Utilizing RAVE for Intracranial Electrode Visualization as Part of a Clinical Surgical Epilepsy Program
Abstract number :
1.331
Submission category :
9. Surgery / 9C. All Ages
Year :
2021
Submission ID :
1826732
Source :
www.aesnet.org
Presentation date :
12/4/2021 12:00:00 PM
Published date :
Nov 22, 2021, 06:56 AM
Authors :
Patrick Karas, MD - University of Texas Medical Branch; Audrey Nath - University of Texas Medical Branch; Xinagping Li - Neurology - University of Texas Medical Branch; Todd Masel - Neurology - University of Texas Medical Branch; Chilvana Patel - Neurology - University of Texas Medical Branch; Kamakshi Patel - Neurology - University of Texas Medical Branch; Prashant Rai - Neurology - University of Texas Medical Branch; Oliver Zhou - Neurosurgery - University of Texas Medical Branch; Sameer Sheth - Neurosurgery - Baylor College of Medicine; Zhengjia Wang - Neurosurgery - University of Pennsylvania; John Magnotti - Neurosurgery - University of Pennsylvania; Michael Beauchamp - Neurosurgery - University of Pennsylvania
Rationale: Phase II monitoring with intracranial electroencephalography (iEEG) is an essential part of surgical epilepsy programs. Implantation arrangements are becoming increasingly complex making source localization and interpretation more difficult. Visualizing electrode locations has therefore become significantly more important.
Several software packages are designed to visualize iEEG electrodes. But these programs are costly or require expensive proprietary software to run, and licensing restrictions limit their use to a handful of computers making interaction with the software inaccessible to a large team. Individual team members invest significant time copying images from visualization software into documents to share with the full team for iEEG interpretation and multidisciplinary epilepsy conferences.
R Analysis and Visualization of Intracranial EEG, or “RAVE”, is a powerful, free, open-source, NIH-funded research tool designed to analyze and visualize iEEG data. RAVE includes a powerful built-in 3-dimensional viewer. This software feature displays stereo electroencephalography (sEEG) electrodes over axial, sagittal and coronal slices of a MRI (figure 1A), in addition to projecting surface electrodes over cortical surface models (figure 1B). Users can scroll and rotate images to pinpoint locations of implanted electrodes.

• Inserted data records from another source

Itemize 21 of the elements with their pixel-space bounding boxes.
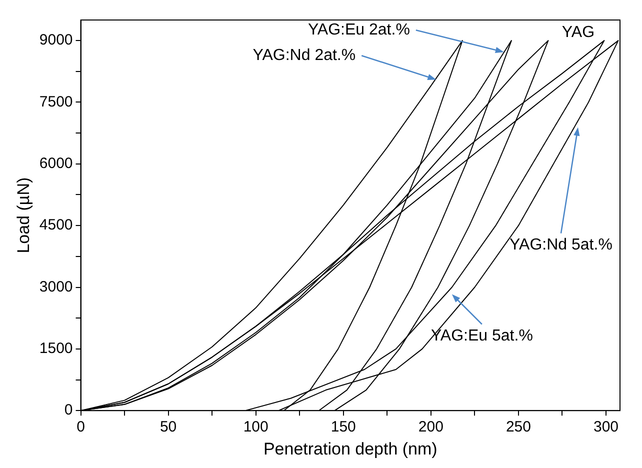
y-tick-label: 4500 bbox=[39, 216, 73, 234]
x-axis-title: Penetration depth (nm) bbox=[263, 439, 438, 458]
x-tick-label: 150 bbox=[330, 418, 356, 436]
x-tick-label: 200 bbox=[418, 418, 444, 436]
y-tick-label: 7500 bbox=[39, 93, 73, 110]
x-tick-label: 300 bbox=[593, 418, 619, 436]
x-tick-label: 100 bbox=[243, 418, 268, 436]
annotation: YAG:Nd 5at.% bbox=[510, 236, 612, 254]
annotation: YAG:Nd 2at.% bbox=[252, 47, 356, 64]
annotation: YAG:Eu 5at.% bbox=[430, 328, 533, 345]
x-tick-label: 50 bbox=[160, 418, 177, 436]
y-tick-label: 1500 bbox=[39, 340, 73, 358]
x-tick-label: 250 bbox=[506, 418, 531, 436]
annotation: YAG:Eu 2at.% bbox=[308, 21, 410, 38]
annotation: YAG bbox=[562, 24, 595, 41]
y-axis-title: Load (µN) bbox=[14, 177, 33, 254]
y-tick-label: 9000 bbox=[39, 32, 73, 49]
y-tick-label: 6000 bbox=[39, 155, 73, 172]
y-tick-label: 3000 bbox=[39, 278, 73, 296]
x-tick-label: 0 bbox=[76, 418, 85, 436]
y-tick-label: 0 bbox=[64, 402, 73, 419]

RAVE was developed for rigorous, reproducible statistical analysis of iEEG recordings for basic science applications. Here we present our workflow for using RAVE to visualize iEEG electrodes as part of our clinical pipeline for surgical epilepsy patients.
Methods: RAVE is written in R using the Shiny package to run interactive web browser applications. Source code and documentation are available at https://openwetware.org/wiki/RAVE. RAVE is deployed from a lab server, and users interact via any web browser from an internet connected device (figure 2).

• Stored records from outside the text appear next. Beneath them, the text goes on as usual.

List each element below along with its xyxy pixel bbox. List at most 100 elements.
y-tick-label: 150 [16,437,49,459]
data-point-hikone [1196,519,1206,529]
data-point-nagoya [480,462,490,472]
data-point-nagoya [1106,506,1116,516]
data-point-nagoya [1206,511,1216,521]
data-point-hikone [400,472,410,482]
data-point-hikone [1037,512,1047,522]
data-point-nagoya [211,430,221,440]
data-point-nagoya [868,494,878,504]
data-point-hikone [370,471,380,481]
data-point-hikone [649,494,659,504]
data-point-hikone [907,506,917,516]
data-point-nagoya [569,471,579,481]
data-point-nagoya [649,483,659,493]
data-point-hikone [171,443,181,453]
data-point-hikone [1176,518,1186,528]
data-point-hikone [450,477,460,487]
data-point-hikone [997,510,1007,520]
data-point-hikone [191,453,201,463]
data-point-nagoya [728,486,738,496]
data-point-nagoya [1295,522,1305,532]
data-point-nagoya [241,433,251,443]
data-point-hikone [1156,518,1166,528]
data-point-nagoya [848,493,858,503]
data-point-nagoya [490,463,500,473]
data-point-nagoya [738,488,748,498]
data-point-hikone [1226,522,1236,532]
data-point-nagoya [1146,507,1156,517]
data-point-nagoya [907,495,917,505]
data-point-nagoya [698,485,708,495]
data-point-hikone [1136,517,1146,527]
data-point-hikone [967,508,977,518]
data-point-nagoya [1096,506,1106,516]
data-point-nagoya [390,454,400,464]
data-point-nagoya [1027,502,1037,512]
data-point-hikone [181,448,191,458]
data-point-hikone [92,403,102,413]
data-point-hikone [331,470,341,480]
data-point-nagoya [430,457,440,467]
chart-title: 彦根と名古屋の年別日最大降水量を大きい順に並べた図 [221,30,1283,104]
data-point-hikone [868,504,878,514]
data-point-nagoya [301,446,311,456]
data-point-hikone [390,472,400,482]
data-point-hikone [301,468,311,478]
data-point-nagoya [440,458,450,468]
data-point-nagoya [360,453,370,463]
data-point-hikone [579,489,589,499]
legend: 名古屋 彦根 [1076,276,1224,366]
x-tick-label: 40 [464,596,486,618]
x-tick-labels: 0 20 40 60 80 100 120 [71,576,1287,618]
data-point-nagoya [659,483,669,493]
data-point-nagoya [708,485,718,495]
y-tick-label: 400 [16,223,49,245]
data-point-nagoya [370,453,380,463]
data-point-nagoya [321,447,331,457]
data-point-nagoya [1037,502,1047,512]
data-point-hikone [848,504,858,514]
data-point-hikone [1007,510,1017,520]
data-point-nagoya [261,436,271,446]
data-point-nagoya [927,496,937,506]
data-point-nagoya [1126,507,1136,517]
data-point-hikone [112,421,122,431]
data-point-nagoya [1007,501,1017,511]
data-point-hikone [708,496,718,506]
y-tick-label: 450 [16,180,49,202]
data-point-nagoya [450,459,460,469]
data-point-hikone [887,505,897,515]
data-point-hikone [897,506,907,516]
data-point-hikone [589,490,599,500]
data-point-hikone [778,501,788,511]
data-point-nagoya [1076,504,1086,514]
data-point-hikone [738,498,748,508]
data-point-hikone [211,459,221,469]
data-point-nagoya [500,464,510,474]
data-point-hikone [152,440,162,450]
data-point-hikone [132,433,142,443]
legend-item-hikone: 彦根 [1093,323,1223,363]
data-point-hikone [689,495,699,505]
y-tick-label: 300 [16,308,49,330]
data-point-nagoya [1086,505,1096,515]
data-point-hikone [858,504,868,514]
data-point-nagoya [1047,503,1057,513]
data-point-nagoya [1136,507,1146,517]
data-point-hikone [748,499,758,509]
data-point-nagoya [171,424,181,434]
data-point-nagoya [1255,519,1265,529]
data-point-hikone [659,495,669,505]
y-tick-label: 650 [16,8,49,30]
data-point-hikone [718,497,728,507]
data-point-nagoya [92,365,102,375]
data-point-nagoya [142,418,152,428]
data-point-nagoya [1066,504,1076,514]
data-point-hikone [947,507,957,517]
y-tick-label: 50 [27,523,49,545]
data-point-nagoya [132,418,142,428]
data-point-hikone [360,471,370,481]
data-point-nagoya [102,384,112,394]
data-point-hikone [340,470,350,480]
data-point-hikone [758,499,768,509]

Pre-operative MRI and post-implantation CT brain are first coregistered. RAVE provides a workflow in which users point and click over electrodes based on the CT projection. Alternatively, a MRI and list of (x,y,z) coordinates for the location of the electrodes can be uploaded to RAVE for visualization.
Results: The implementation of RAVE significantly streamlines electrode localization. After localization is performed, a local web address is provided to the team so that all members can access the visualization software via a web browser to interact with the data. RAVE also provides a function to print out all electrodes, facilitating the process of building presentations for multidisciplinary conferences and surgical planning.
Conclusions: We have incorporated RAVE's free 3-dimensional viewer to facilitate the localization and interactive viewing of intracranial electrodes. Free access to interact with RAVE’s visualization software through an internet connected device facilitates the accurate localization of seizure onset zones, even with complicated arrangements of intracranial electrodes. Visualization with RAVE also merges our clinical and basic science analysis pipelines, saving valuable resources by eliminating the duplication of work.
Funding: Please list any funding that was received in support of this abstract.: NIH R24MH117529 (MSB); NIH R25NS070694 (PJK).